I’d drive in, pick a spot, and sit in the driver’s seat for a minute. Then, I went and let the boys out of the trunk. It was our pastime: beer, cigarettes, and porn movies. We were 16 and 17. We did that every couple of weeks, regardless of season, for a couple of years.
It was a life I built on my own and it seemingly went against everything that my Catholic education was about. I couldn’t get a date. I was a failure with women. But I could drink and smoke. I could sit and watch people writhe around with each other. It was a life I made and one that my dad had nothing to do with.
When I moved out of the house at the age of 20, I really made life my own. I drank what I wanted when I wanted. I didn’t have to fear getting the daylights beat out of me when I came home. I didn’t face the shame of having a drunk berate me for drinking. I didn’t have to answer to anyone.
The distance between us only grew over the years. I sobered up, finally, at the age of 27. It was then that I had a chance to contemplate home life. I tried to approach my parents about it. They dodged the questions. My dad flew into a rage when I brought it up. I stayed angry with them until I just didn’t have it in me anymore.
Now they are old. The mighty father, the man whose raised hand sent me cowering, moves about the house meekly. His memory is failing. He is weak physically. My mother takes care of him as she would a child.
The time for discussing the past is over. I suppose I could talk religion or politics around him now and he would have to put up with it. There is nothing he can do to me anymore.
So, in a way, my parents staying at my house, sleeping in my beds, and eating my food, is just and right. I have accepted our truncated relationship. Short of a miracle, we won’t ever have a conversation. But I have seen the mighty fall. I see myself in my father when I near 80. But I know that I’ll be talking to my kids. They will come to me for advice. They will take my guidance into consideration.
I suppose I can say that I learned a lot from my father. He gave me my work ethic. I have a firm sense of right and wrong. I know the value of loyalty, and my friends can attest to that.

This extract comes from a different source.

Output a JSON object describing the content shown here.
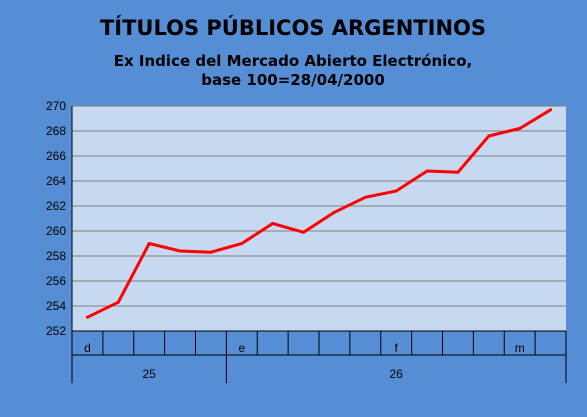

I also learned how not to be a father and husband. I am gentle with others, listen to what they have to say, and show interest in other people because he could do none of these things. I don’t live in fear of him anymore, and the older he gets the more I understand that the time we have is limited. To cut myself off from others with moral and mental rigidity is to sever me from myself. I won’t have it.